Study of the heterogeneous reaction of O₃ with CH₃SCH₃ using the wetted-wall flowtube technique

Abstract

Abstract. This work presents the heterogeneous kinetics of the reaction of CH3SCH3 (dimethyl sulphide, DMS) with O3 (ozone) in aqueous solution at different ionic strengths (0, 0.1 and 1.0 M NaCl) using the wetted-wall flowtube (WWFT) technique. Henry's law coefficients of DMS were determined on pure water and on different concentrations of NaCl (0.1 M–4.0 M) in the WWFT from UV spectrophotometric measurements of DMS in the gas phase using a numerical transport model of phase exchange to be H (M atm−1) = 2.16±0.5 at 274.4 K, 1.47±0.3 at 283.4 K, 0.72±0.2 at 291 K, 0.57±0.1 at 303.4 K and 0.33±0.1 at 313.4K on water, on 1.0M NaCl to be H = 1.57±0.4 at 275.7 K, 0.8±0.2 at 291 K and on 4.0 M NaCl to be H = 0.44±0.1 at 275.7 K and 0.16±0.04 at 29 K, showing a significant effect of ionic strength, mu, on the solubility of DMS according to the equation ln H = −4061 T−1 + 0.052 mu2 + 50.9 μ T−1 + 14.0. At concentrations ofDMS(liq) above 50 μ M, UV spectrophotometry of both O3(gas) and DMS(gas) enables us to observe simultaneously the reactive uptake of O3 on DMS solution and the gas-liquid equilibration of DMS along the flowtube.
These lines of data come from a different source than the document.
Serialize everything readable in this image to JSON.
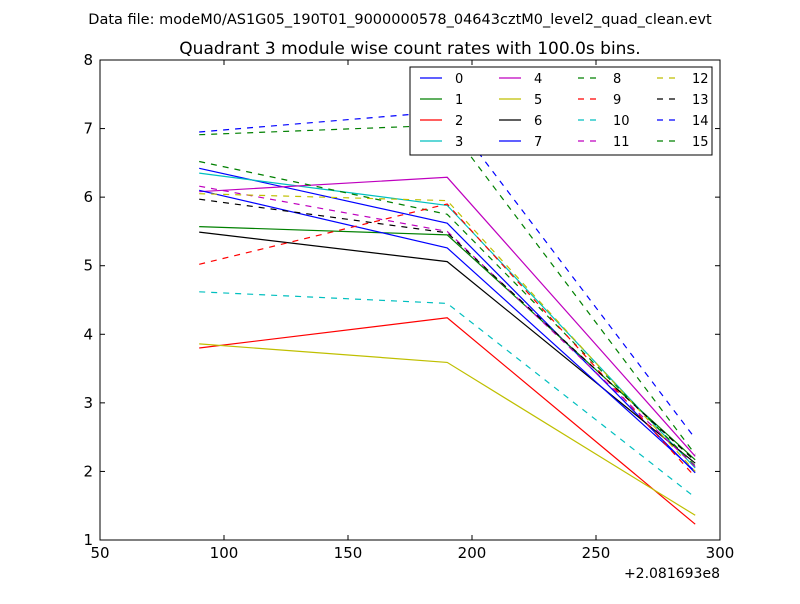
{
  "chart_data": {
    "type": "line",
    "suptitle": "Data file: modeM0/AS1G05_190T01_9000000578_04643cztM0_level2_quad_clean.evt",
    "title": "Quadrant 3 module wise count rates with 100.0s bins.",
    "xlabel": "",
    "ylabel": "",
    "x_offset_label": "+2.081693e8",
    "xlim": [
      50,
      300
    ],
    "ylim": [
      1,
      8
    ],
    "x_ticks": [
      "50",
      "100",
      "150",
      "200",
      "250",
      "300"
    ],
    "y_ticks": [
      "1",
      "2",
      "3",
      "4",
      "5",
      "6",
      "7",
      "8"
    ],
    "x": [
      90,
      190,
      290
    ],
    "legend_position": "top-right",
    "series": [
      {
        "name": "0",
        "color": "#0000ff",
        "dash": "solid",
        "values": [
          6.42,
          5.62,
          1.98
        ]
      },
      {
        "name": "1",
        "color": "#008000",
        "dash": "solid",
        "values": [
          5.57,
          5.45,
          2.17
        ]
      },
      {
        "name": "2",
        "color": "#ff0000",
        "dash": "solid",
        "values": [
          3.8,
          4.24,
          1.23
        ]
      },
      {
        "name": "3",
        "color": "#00bfbf",
        "dash": "solid",
        "values": [
          6.35,
          5.88,
          2.05
        ]
      },
      {
        "name": "4",
        "color": "#bf00bf",
        "dash": "solid",
        "values": [
          6.08,
          6.29,
          2.22
        ]
      },
      {
        "name": "5",
        "color": "#bfbf00",
        "dash": "solid",
        "values": [
          3.86,
          3.59,
          1.36
        ]
      },
      {
        "name": "6",
        "color": "#000000",
        "dash": "solid",
        "values": [
          5.49,
          5.06,
          2.12
        ]
      },
      {
        "name": "7",
        "color": "#0000ff",
        "dash": "solid",
        "values": [
          6.1,
          5.26,
          2.0
        ]
      },
      {
        "name": "8",
        "color": "#008000",
        "dash": "dashed",
        "values": [
          6.52,
          5.75,
          2.08
        ]
      },
      {
        "name": "9",
        "color": "#ff0000",
        "dash": "dashed",
        "values": [
          5.02,
          5.9,
          1.92
        ]
      },
      {
        "name": "10",
        "color": "#00bfbf",
        "dash": "dashed",
        "values": [
          4.62,
          4.45,
          1.62
        ]
      },
      {
        "name": "11",
        "color": "#bf00bf",
        "dash": "dashed",
        "values": [
          6.16,
          5.5,
          2.07
        ]
      },
      {
        "name": "12",
        "color": "#bfbf00",
        "dash": "dashed",
        "values": [
          6.05,
          5.95,
          2.0
        ]
      },
      {
        "name": "13",
        "color": "#000000",
        "dash": "dashed",
        "values": [
          5.97,
          5.48,
          2.15
        ]
      },
      {
        "name": "14",
        "color": "#0000ff",
        "dash": "dashed",
        "values": [
          6.95,
          7.25,
          2.48
        ]
      },
      {
        "name": "15",
        "color": "#008000",
        "dash": "dashed",
        "values": [
          6.91,
          7.05,
          2.25
        ]
      }
    ]
  }
}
The uptake coefficient, gamma, of O3 on aqueous solutions of DMS, varying between 1 and 15×10−6, showed a square root-dependence on the aqueous DMS concentration (as expected for diffusive penetration into the surface film, where the reaction takes place in aqueous solution). It was smaller on NaCl solution in accord with the lower solubility of O3. The heterogeneous reaction of O3(gas) with DMS(liq) was evaluated from the observations of the second order rate constant (kII) for the homogeneous aqueous reaction O3(liq) + DMS(liq) using a numerical model of radial diffusion and reactive penetration and leading to kII (in units of 10−8M-1 s-1) = 4.1±1.2 at 291.0 K, 2.15±0.65 at 283.4 K and 1.8±0.5 at 274.4 K. Aside from the expected influence on solubility and aqueous-phase diffusion coefficient of both gases there was no significant effect of ionic strength on kII, that was determined for 0.1M NaCl, leading to kII (108M-1 s-1) = 3.2±1.0 at 288 K, 1.7±0.5 at 282 K and 1.3±0.4 at 276 K, and for 1.0 M NaCl, leading to 3.2±1.0 at 288 K, 1.3±0.4 at 282 K and 1.2±0.4 at 276 K, where the error limits include uncertainties of Henry's law constants and diffusion coefficients for DMS and O3.